Из всего сказанного нетрудно заключить, что вышеупомянутый святой муж не только демонстрировал свое умение молодцевато носить берет, но, помимо этого, а, возможно, именно благодаря этому, лихо принялся отпускать грехи моей матери, назначив за индульгенцию плату, которую он щедро увеличивал по мере приближения к полному покаянию. Вот так в качестве индульгенции и появилась на свет я.
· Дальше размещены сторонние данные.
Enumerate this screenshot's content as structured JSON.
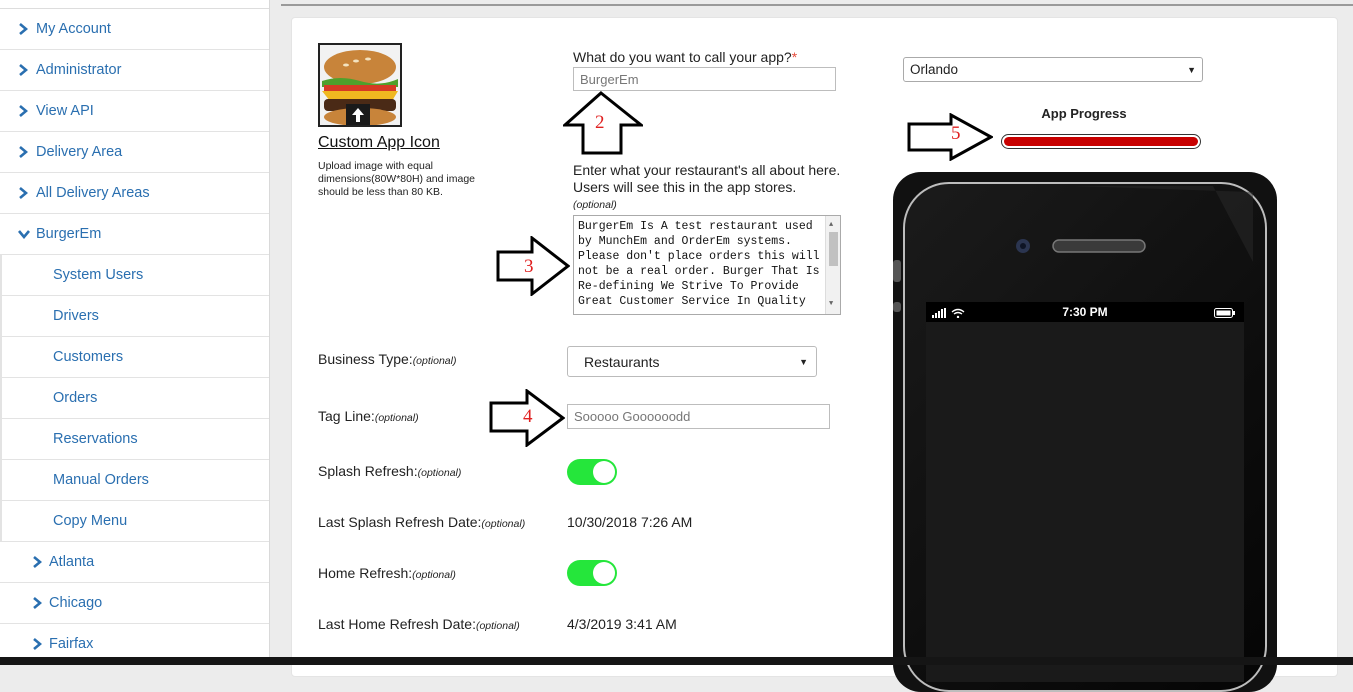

Я в смятении вспоминаю все это, лежа среди лилий, спрятавшись в них. Где-то там, наверху, мне чудятся мелодии никогда не слышанных мною песен; переплетаясь, словно грезы, они образуют пути, которые унесут вдаль тоску, что снедает меня, и помогут мне справиться с моим беспамятством. О, музыка! Кому-то может помочь зеркало, особенно венецианское, кому-то — пламя, лучше всего пламя дубовых сучьев, кому-то — барабанная дробь, а кому-то, как мне, например, у кого нет ни пламени, ни зеркала и кто ни разу не бил в барабан со времен далекого детства (да и тогда лишь однажды, когда мне дал его мой двоюродный дядя со стороны матери) — так вот, кому-то не остается ничего иного, как искать спасения в музыке. Но в какой музыке? Это могла бы быть мелодия гайты{3}, почему бы и нет? Серебряная нить, разрезающая воздух между деревьями, с одной стороны — будущее, с другой — прошлое; а сама нить, готовая вот-вот прорваться стенанием, — настоящее. Это было бы совсем неплохо, и очень даже красиво: верхом на сказочном коне бороздить просторы памяти, извлекая из ее глубин былые имена, несуществующие лица, канувших в Лету возлюбленных, проигранные сражения, упадочнические разговоры, увядшую красоту, сияющие тела; и, восседая верхом на серебряной нити, подхватить ветер и направить его в русло печали. О, гайта, гайта! Слишком много музыки для моего уже уставшего сердца, ее серебряный клинок вдребезги разбил бы все воспоминания и заставил бы меня провести остаток жизни за их восстановлением, чтобы все было, как прежде. Тогда, может быть, нежные звуки лютни или перезвон бубна? Не думаю, да и барабан, пожалуй, тоже не подойдет. Нет, не найти подходящей мелодии: есть, как я уже говорила, песня, но все дело в том, что я не могу вспомнить ее мелодию, ее напев, серебряную нить, что направит меня по нужному пути, зов, за которым я последую; я ничего не помню. И лежа среди лилий, с трудом переводя дыхание, терзаясь желанием вспомнить, я лишь снова повторю, что все, что у меня осталось, — это тоска.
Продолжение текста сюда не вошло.